Tesla shares rise 7% for a third consecutive day, fueled by optimism about Elon Musk’s investment.

    by VT Markets
    /
    Sep 15, 2025
    Tesla shares have risen by 7% for the third day in a row. This increase follows Elon Musk’s purchase of $1 billion in shares, significantly boosting the value of his investment. Analysts expected a technical breakout after the shares climbed above May’s high and showed a pattern of higher lows. This upward trend aligns with a broader market context, highlighted by a 40% jump in Oracle shares, signaling caution for those betting against tech companies. Tesla’s stock is now nearing last year’s high of almost $488. The market seems less focused on traditional metrics, instead concentrating on momentum, particularly around full self-driving and robotics. At this moment, auto sales, profit margins, and earnings appear to be secondary. The current trend shows how powerful narratives and market sentiment influence share prices. The breakout above May’s high is the strong bullish signal we anticipated, and it’s materializing. With the stock price climbing, momentum is the primary concern, so we should prepare for further gains.

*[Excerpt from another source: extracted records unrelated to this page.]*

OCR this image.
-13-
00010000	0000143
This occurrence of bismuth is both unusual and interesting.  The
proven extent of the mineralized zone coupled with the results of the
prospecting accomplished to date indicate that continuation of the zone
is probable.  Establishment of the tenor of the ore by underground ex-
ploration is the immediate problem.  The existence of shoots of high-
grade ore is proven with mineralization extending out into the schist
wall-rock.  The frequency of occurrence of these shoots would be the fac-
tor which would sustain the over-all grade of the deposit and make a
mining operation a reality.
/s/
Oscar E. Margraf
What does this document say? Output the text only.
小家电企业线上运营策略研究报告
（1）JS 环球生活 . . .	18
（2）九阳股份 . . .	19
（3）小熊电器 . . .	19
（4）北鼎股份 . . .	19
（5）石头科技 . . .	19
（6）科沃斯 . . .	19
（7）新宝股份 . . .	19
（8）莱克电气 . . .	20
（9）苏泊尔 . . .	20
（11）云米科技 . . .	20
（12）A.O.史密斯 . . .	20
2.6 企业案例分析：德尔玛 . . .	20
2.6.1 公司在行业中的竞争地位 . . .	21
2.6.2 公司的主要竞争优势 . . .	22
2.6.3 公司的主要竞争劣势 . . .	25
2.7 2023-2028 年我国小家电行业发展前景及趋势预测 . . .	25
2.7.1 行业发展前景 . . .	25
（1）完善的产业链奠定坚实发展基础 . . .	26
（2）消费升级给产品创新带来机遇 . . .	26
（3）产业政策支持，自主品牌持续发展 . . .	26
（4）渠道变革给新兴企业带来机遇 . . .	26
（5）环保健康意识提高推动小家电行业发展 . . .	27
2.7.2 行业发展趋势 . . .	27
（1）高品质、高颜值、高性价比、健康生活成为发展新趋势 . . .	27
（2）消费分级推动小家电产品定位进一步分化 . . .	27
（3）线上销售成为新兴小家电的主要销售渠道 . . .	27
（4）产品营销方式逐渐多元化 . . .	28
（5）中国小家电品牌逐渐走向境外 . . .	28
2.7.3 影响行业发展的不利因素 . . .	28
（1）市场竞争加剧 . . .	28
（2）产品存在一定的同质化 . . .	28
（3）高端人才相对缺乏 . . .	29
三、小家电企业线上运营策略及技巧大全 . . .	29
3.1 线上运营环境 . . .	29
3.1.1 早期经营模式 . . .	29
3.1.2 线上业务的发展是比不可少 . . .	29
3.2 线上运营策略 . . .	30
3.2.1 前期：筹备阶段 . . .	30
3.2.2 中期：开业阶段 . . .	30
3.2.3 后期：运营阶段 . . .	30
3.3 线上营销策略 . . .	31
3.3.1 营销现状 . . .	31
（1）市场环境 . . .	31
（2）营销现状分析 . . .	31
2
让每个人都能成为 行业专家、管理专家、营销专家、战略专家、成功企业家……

Traders in derivatives should concentrate on bullish strategies in the coming weeks. Elon Musk’s recent share acquisition is driving this surge, proving that the current rise is more about his vision than vehicle sales data. The market is favoring the narratives of full self-driving and robotics, meaning traditional fundamentals can be overlooked for now. This positive sentiment is visible in the options market, where call option volume has spiked by over 150% from the August 2025 average, reaching more than 2 million contracts daily. This surge in speculation can lead to a short squeeze. Notably, the latest report from the Bureau of Economic Analysis showed a small 0.2% drop in U.S. auto sales last month, further illustrating the disconnect from fundamental data. This situation resembles the meme stock rallies of 2021, where stocks strayed from reality for long periods. Historically, attempting to short such strong, narrative-driven momentum has proven to be a costly misstep. The easiest path forward seems to be upward toward last year’s peak of about $488. With implied volatility in near-term options exceeding 80%, buying calls outright has become quite pricey. Instead, we should consider using call debit spreads to lower entry costs and manage risk. This approach allows us to benefit from further gains while safeguarding against volatility if the rally loses steam.